“The Carsons and
Cockleburs
took over Jackson Township”
took over Jackson Township”
This is one of the variations of an old saying known to many
Clarke County natives, due to the numerous descendants of early pioneer Abraham
Carson. The original homestead
properties, two 80 acre tracts, purchased in 1855 and 1869 by Abraham are still
in the Carson family today.
Abraham Carson was born in 1813 in Pennsylvania, the middle
child of twelve. His father, Thomas
Carson, was said to have either been adopted or a runaway who took the name of
Carson. He married Anna Layton after
settling in Fayette County, Pennsylvania, and they spent the rest of their
lives there in the area of Perryopolis.
Abraham married
Elizabeth Chambers, a West Virginia native, before 1834. In 1854 they left
Pennsylvania for the rolling hills of southern Iowa, first setting in Henry
County for a few months. They then set
their sights on Clarke County, which had been formed only nine years before and
larger scale settlement started only four years before, in 1851. The original 80 acre government issued land
of their 1855 log cabin homestead is in Section 11, Jackson Township. Early settlers entered land at the office at
Chariton at a price of $1.25 an acre. Their only method of communication was the
Western Stage Company, which ran three times a week until the coming of the
railroads and its dissolution in 1870.
The Carson land was located only a few miles from the town
of Ottawa, which was founded in May, 1855, on land deeded from the Benjamin Coppock
family. When Benjamin and his brother,
Lindsey, arrived in 1854, there was only one house between their land and
Osceola. The Coppocks had also been in
Henry County before moving here, so it is possible the families made plans
together. Members of the Carson family
attended the United Brethren church at Ottawa and Methodist Episcopal churches
at Ottawa and Woodburn.
Eight of the Carson children
were born in Pennsylvania, the ninth and last, Caroline, was born in 1857 in
Clarke County. The second and third
sons, Thomas and James, served in the Civil War. Most of Abraham and Elizabeth’s children remained
in Clarke County, their grandchildren numbering fifty.
Asa, the eldest, married
Sarah Abrams (topping the number of children at twelve), Thomas married Mary Coppock (Lindsey’s daughter) and moved to
Missouri in middle age, James married
Sarah Tedrow, and after her death, Martha Chambers. Mary
married Jacob Arnett , Ellenor
married John Reese (early stagecoach line driver). Sons Ephraim
and Jobe both married daughters of
Rev. Jacob Delay Clark, Sarah and Martha respectively. Nancy
married Daniel Johnson, and Caroline’s
spouse was Eli Crowl, they were Indiana residents.

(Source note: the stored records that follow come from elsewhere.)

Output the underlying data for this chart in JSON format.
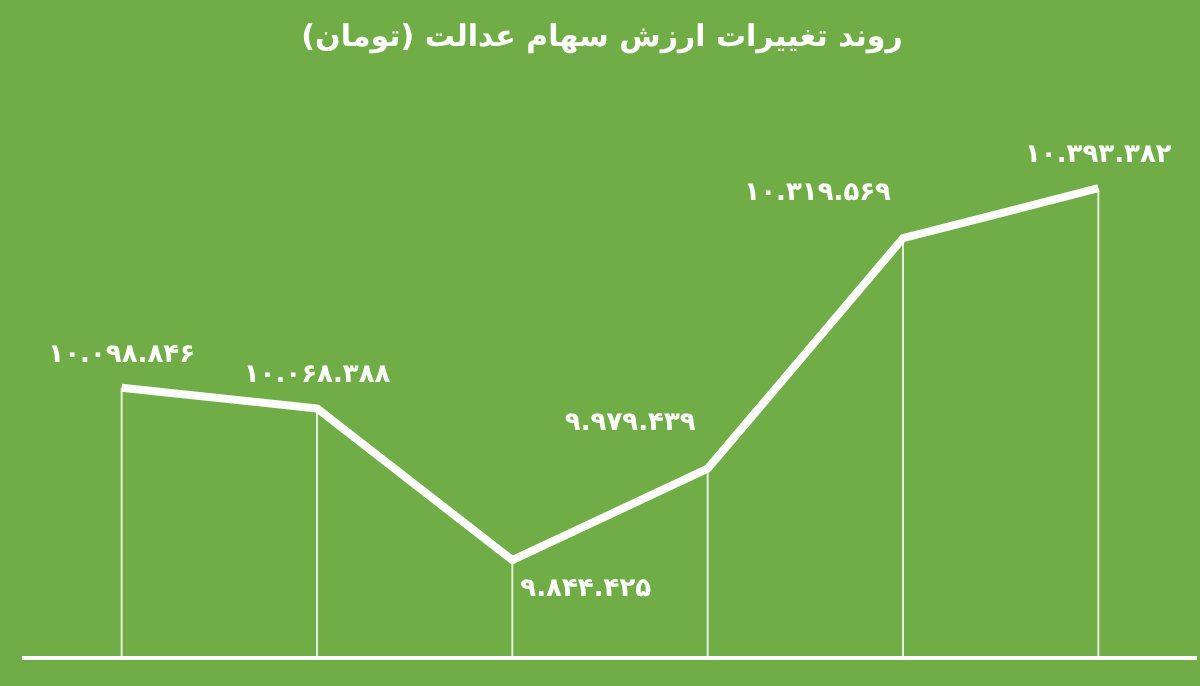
{
  "chart_data": {
    "type": "line",
    "title": "روند تغییرات ارزش سهام عدالت (تومان)",
    "categories": [
      null,
      null,
      null,
      null,
      null,
      null
    ],
    "series": [
      {
        "color": "#ffffff",
        "values": [
          10098846,
          10068388,
          9844425,
          9979439,
          10319569,
          10393382
        ],
        "value_labels": [
          "۱۰.۰۹۸.۸۴۶",
          "۱۰.۰۶۸.۳۸۸",
          "۹.۸۴۴.۴۲۵",
          "۹.۹۷۹.۴۳۹",
          "۱۰.۳۱۹.۵۶۹",
          "۱۰.۳۹۳.۳۸۲"
        ]
      }
    ],
    "tick_labels": false,
    "grid": "x",
    "legend": false,
    "marker": "none",
    "line_style": "solid"
  }
}
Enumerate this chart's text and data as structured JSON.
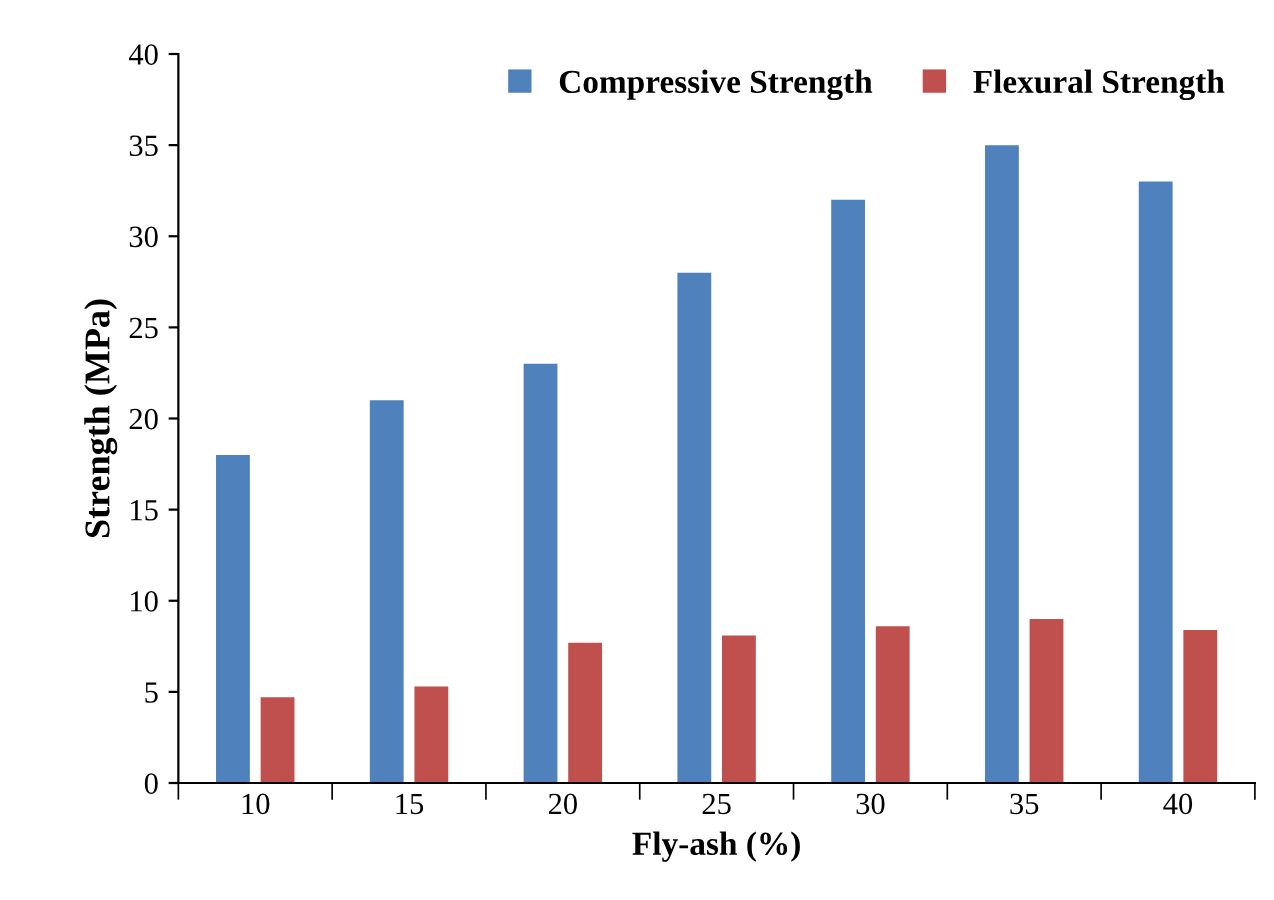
{
  "chart_data": {
    "type": "bar",
    "xlabel": "Fly-ash (%)",
    "ylabel": "Strength (MPa)",
    "categories": [
      "10",
      "15",
      "20",
      "25",
      "30",
      "35",
      "40"
    ],
    "series": [
      {
        "name": "Compressive Strength",
        "color": "#4f81bd",
        "values": [
          18,
          21,
          23,
          28,
          32,
          35,
          33
        ]
      },
      {
        "name": "Flexural Strength",
        "color": "#c0504d",
        "values": [
          4.7,
          5.3,
          7.7,
          8.1,
          8.6,
          9.0,
          8.4
        ]
      }
    ],
    "ylim": [
      0,
      40
    ],
    "yticks": [
      0,
      5,
      10,
      15,
      20,
      25,
      30,
      35,
      40
    ],
    "grid": false,
    "legend": "top right"
  }
}
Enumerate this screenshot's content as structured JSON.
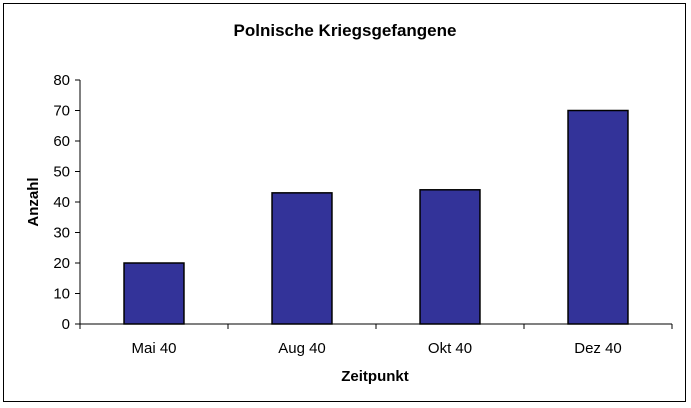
{
  "chart_data": {
    "type": "bar",
    "title": "Polnische Kriegsgefangene",
    "xlabel": "Zeitpunkt",
    "ylabel": "Anzahl",
    "categories": [
      "Mai 40",
      "Aug 40",
      "Okt 40",
      "Dez 40"
    ],
    "values": [
      20,
      43,
      44,
      70
    ],
    "ylim": [
      0,
      80
    ],
    "yticks": [
      0,
      10,
      20,
      30,
      40,
      50,
      60,
      70,
      80
    ],
    "grid": false,
    "legend": "none",
    "colors": {
      "bar_fill": "#333399",
      "bar_stroke": "#000000",
      "axis": "#000000",
      "background": "#ffffff"
    }
  }
}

Some of the families who married into the Carson line
were: Chambers, Heston, Weaklend, Wiley,
Powell, Waugh, Page, Porterfield, Mackey, Thornton, Penick, Phillips, Jones,
Lingle. If your family has deep Clarke
County roots, there is a good chance someone in your family has ties to
them.
Lynnette Davis
Lynnette Davis
(Sources referred to besides personal family research were genealogies
by Marjorie Carson and Clarke County histories).